Bir nebze olsun kendine geldiğinde çenesinin altına bağladığı baş örtüsünü çözerken söylendi.
"Bismillahirrahmanirrahim... Ödümü kopardın."
"Sana da günaydın Hatice abla."
Hatice baş örtüsünü çantasına koyup çantayı da mutfak sandalyelerinden birime bıraktı.
"Alışık olmayınca insan bir ürküyor tabi."
"Offf dalga geçme Hatice abla. Uyku tutmadı. En azından kahvaltı hazırlayım dedim."
Hatice hanım ocağın üzerindeki çaydanlığın kapağını açtı ve içinde demlenmiş çayı gördüğünde dudağını büzüp başını sağa sola salladı.
"Görülmüş şey değil doğrusu."
Dolaba yönelip yumurta sucuk peynir çıkardı. Ekmek makinesini çalıştırırken sormadan edemedi.
"Benim tembel ne yapıyor?"
"Uyuyor hala. Gece pek uyuyamadı. Hastamız vardı da..."
Zeynep bu son cümleyi biraz çekinerek kurmuştu. Şu an Mert evdeydi ve onun varlığı bile çevresindeki insanlara karşı gerilmesine sebep oluyordu.
"Kim hasta."
Hatice hanımın endişeyle sorduğu soruyu mutfağın kapısında bir ses cevapladı.

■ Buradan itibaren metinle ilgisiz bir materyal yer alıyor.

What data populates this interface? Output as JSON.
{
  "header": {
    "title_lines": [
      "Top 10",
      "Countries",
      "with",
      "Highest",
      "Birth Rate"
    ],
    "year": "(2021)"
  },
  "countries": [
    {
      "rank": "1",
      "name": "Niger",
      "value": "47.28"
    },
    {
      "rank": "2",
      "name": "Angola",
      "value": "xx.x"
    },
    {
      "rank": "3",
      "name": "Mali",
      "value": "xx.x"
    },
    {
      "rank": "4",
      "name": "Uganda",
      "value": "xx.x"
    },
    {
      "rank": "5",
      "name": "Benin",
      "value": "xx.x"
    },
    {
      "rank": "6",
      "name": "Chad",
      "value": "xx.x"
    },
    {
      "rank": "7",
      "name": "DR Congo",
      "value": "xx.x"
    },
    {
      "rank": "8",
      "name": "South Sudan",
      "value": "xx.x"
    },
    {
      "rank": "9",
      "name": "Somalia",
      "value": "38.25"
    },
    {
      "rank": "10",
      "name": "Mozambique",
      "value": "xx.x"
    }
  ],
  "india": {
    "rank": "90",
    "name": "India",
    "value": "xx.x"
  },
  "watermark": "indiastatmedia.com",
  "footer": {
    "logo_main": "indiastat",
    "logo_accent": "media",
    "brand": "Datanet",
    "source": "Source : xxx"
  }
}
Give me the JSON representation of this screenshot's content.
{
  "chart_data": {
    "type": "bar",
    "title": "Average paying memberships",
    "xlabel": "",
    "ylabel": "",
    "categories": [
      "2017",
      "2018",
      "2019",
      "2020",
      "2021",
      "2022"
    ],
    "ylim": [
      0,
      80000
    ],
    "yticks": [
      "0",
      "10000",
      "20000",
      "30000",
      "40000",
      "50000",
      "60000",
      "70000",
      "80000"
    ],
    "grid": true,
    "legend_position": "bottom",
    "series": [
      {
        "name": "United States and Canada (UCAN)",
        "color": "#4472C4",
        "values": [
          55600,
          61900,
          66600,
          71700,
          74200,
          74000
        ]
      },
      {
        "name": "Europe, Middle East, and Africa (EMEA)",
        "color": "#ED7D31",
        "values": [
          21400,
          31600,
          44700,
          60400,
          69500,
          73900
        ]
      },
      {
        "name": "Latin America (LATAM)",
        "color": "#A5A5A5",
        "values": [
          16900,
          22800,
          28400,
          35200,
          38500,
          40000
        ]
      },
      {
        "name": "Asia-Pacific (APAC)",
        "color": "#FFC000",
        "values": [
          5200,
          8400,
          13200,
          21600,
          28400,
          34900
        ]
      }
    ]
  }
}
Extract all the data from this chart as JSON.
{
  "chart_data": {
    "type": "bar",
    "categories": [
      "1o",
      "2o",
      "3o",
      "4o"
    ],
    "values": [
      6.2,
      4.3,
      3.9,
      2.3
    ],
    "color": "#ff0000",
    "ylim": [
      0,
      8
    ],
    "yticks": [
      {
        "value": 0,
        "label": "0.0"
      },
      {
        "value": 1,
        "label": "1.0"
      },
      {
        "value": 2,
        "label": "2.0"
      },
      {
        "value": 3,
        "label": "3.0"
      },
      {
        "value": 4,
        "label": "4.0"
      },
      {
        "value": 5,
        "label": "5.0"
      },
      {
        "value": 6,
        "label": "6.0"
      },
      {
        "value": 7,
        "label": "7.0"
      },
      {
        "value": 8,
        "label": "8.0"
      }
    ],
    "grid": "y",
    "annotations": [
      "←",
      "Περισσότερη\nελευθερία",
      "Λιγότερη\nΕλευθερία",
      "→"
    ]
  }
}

"Ben değilim hayatım boşuna sevinme."
Ozan üzerinde kırmızı çizgili pijamalarıyla adeta poz verir gibi duruyordu. Sonra olmayan saçlarını savurup salona inen bir kaç basamağı havalı havalı inmeye başladı. Son iki basamak kala uyağını burktuğunda neredeyse yere kapaklanacaktı. Mutfaktaki iki kadında kahkahaya bastığında sinirlendi.
"Pis çirkinler..."
Ozan lafını söyleyip banyonun yolunu tuttu. Zeynep tezgaha dönüp ekmekleri dilimlemeye başladı. Hatice hala Zeynep'in yardım ettiğine inanamıyordu.
"Eee... Kim hasta."
Zeynep yanaklarının dün gecenin düşüncesiyle kızardığının farkındaydı ve tepesinde dikilen Hatice'nin bunu fark etmesini istemiyordu. O sebeple başını hiç kaldırmadan ekmek dilimlemeye devam etti.
"Mert..."
Hatice cevabı almıştı ama başından ayrılmaya pek niyeti yoktu.
"Eee..."
"Soğuk almış. Yukarıda işte. Yatıyor hala..."
"Hmm sevgilini eve getirdin yani."
Zeynep bir anda celallenirken elindeki bıçakla Hatice'ye döndü.
"Ben getirmedim. Kendisi geldi. Hem sevgili..."
Zeynep'in sözü feryat eden Ceyda'nın sesiyle yarıda kesildi.